Traders are skeptical of the ability of NASD Regulation, the NASD's regulatory arm, to enforce a trade-or-move policy because of its perceived inability to enforce the rules governing backing aways.' A market maker backs away when he does not honor his quote. Under trade-or-move, the concern is that a trader will send a message to trade 5,000 shares, but still not honor it.

"Theoretically, people are supposed to be honoring your [SelectNet message]," said Dan Schaub, head Nasdaq trader at A.G. Edwards. "But often nothing happens. [NASD Regulation] is so tied up that it can't handle all the backing aways so a violation doesn't matter anyway. There's no question that locked and crossed markets effect everyone, but I don't know if this will solve the problem."

Franks admits the legal process is slow, but maintains it is fair. "Unfortunately, due process and expediency seem to be mutually exclusive," he said.

Fraud at Giant

Morgan Stanley Dean Witter is a case in point. It took five years, but in January NASD Regulation finally levied a $495,000 fine on the brokerage giant and its former head of Nasdaq trading, David Robert Slaine, for fraudulently raising the prices of nine stocks that underlie the Nasdaq 100 index.
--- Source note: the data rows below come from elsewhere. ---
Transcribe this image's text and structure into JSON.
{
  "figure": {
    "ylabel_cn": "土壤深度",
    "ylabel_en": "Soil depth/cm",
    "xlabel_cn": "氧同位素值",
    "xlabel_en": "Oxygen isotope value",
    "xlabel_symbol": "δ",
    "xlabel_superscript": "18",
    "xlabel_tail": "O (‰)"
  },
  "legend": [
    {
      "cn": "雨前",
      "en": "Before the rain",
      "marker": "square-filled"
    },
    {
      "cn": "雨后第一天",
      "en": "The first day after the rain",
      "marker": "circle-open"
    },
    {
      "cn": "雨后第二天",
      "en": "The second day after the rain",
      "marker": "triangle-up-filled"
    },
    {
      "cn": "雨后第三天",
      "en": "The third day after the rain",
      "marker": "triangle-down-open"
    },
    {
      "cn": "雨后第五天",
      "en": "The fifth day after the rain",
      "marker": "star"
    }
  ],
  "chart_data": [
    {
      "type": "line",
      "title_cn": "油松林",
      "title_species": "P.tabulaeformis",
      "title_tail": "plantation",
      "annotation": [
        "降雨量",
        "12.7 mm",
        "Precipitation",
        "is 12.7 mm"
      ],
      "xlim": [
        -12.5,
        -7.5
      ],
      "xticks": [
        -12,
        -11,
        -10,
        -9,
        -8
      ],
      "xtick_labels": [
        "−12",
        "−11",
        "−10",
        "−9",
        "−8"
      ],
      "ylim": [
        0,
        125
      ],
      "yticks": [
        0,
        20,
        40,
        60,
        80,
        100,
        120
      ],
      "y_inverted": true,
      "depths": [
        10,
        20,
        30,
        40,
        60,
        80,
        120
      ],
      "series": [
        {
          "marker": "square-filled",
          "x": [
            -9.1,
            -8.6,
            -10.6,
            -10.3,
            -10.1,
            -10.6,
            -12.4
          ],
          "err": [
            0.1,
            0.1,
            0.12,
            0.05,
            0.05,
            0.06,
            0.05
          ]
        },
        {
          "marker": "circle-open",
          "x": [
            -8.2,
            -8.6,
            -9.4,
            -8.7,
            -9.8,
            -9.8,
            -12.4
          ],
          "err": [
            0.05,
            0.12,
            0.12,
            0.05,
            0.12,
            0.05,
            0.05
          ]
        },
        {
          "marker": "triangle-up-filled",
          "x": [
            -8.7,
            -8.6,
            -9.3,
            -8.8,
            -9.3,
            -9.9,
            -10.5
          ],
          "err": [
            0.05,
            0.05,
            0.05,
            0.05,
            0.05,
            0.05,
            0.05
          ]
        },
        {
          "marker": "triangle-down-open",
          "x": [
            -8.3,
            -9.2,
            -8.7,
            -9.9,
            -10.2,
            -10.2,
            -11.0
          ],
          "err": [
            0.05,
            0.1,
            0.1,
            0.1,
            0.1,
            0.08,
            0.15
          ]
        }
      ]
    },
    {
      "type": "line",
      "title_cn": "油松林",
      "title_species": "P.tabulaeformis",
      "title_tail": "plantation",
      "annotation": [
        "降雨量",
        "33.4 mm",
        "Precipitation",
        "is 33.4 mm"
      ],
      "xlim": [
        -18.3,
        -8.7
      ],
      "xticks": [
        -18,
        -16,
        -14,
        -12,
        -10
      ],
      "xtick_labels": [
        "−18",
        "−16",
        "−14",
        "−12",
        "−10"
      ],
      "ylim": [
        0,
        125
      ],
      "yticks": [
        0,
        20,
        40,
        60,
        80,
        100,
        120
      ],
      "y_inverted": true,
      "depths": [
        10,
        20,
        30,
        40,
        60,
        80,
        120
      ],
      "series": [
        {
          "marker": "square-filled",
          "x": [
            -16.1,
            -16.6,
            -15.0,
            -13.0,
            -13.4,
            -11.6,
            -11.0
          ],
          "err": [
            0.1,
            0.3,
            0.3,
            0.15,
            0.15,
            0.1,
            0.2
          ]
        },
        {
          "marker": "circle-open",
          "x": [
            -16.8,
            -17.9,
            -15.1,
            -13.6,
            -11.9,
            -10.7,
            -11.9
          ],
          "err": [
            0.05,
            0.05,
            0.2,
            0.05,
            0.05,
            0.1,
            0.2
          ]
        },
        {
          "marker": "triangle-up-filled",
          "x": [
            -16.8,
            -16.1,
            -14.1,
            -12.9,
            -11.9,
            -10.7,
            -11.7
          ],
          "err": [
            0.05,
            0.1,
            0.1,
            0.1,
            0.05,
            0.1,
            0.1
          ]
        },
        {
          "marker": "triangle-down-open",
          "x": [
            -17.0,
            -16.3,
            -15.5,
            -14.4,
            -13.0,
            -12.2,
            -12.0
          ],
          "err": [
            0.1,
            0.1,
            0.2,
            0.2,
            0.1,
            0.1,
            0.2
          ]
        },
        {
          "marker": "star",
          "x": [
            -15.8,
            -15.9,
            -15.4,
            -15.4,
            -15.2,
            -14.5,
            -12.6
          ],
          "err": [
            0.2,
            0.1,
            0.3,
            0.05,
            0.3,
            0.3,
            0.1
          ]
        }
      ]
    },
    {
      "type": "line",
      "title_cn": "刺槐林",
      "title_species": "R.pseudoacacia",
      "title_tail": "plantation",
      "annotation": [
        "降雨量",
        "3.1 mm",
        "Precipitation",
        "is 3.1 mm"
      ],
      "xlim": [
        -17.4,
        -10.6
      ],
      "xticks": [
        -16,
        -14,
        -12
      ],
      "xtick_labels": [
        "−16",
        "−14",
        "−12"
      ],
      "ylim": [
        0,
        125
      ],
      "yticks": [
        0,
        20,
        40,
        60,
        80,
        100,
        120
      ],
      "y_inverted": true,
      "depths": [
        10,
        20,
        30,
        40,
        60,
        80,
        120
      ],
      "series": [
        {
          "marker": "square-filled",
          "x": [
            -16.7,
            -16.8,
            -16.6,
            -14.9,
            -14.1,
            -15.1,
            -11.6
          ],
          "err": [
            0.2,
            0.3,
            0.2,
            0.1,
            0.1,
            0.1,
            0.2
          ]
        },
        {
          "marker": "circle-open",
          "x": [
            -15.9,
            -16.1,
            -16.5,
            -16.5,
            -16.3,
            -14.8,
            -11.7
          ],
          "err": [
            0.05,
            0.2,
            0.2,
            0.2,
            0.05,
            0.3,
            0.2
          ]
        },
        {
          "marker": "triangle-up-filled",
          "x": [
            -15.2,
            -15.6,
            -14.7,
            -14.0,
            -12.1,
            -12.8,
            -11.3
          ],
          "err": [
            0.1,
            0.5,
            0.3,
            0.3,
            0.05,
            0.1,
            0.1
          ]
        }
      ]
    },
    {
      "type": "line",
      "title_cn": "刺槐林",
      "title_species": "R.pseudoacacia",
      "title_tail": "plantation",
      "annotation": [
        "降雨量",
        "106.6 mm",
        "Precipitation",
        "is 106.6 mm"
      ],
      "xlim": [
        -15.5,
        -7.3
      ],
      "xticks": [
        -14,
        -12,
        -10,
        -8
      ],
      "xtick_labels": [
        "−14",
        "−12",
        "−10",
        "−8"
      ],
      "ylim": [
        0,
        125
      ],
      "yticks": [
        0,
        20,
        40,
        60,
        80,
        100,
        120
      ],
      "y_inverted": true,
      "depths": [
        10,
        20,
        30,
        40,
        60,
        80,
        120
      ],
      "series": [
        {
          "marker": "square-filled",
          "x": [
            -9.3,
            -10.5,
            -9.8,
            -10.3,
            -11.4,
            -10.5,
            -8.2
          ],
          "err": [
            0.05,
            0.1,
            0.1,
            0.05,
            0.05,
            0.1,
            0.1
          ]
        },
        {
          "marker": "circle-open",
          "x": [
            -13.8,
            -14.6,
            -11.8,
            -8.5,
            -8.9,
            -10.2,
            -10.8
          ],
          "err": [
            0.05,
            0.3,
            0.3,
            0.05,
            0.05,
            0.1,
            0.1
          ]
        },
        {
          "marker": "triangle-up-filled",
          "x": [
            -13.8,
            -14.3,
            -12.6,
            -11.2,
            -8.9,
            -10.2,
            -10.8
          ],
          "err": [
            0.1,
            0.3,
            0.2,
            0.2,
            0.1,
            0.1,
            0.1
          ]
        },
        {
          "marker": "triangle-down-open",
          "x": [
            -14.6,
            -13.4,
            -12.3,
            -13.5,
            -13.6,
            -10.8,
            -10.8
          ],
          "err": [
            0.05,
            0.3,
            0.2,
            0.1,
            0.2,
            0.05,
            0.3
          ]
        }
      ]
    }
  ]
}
Some $450,000 of the fine was for price manipulation while $45,000 was for causing locked and crossed markets. In 1995, according to Nasdaq, the broker dealer raised its bids without buying any stock prior to the opening, causing the opening print price to rise artificially. The tactic was used to facilitate a program trade.

The lynchpin of the trade-or-move amendment is the 5,000 shares, a sizable amount for many stocks. "Now, somebody who locks the market has to be ready to accept 5,000 shares on their lock," Korins said. "If you're just gaming and you only accept 100 shares, you have to get out of the way. The only way you can stay there is if you accept the 5,000 shares."

Many traders, including Ken Pasternak, chief executive of Knight Securities, reportedly consider the 5,000 shares excessive.

Michael Barone, a trader at Chicago's William Blair & Co., favors the rule but is concerned that the 5,000-share minimum could put him in a bind with a customer. "It could create some problems if you're protecting a client [with a limit order to sell] and you're forced to move [your offer] up because you have only 1,000 shares for sale," Barone said.

"You may be unable to sell those shares above his limit once the market opens," he added. "Then, if the stock drops back down below his limit, your client is disadvantaged."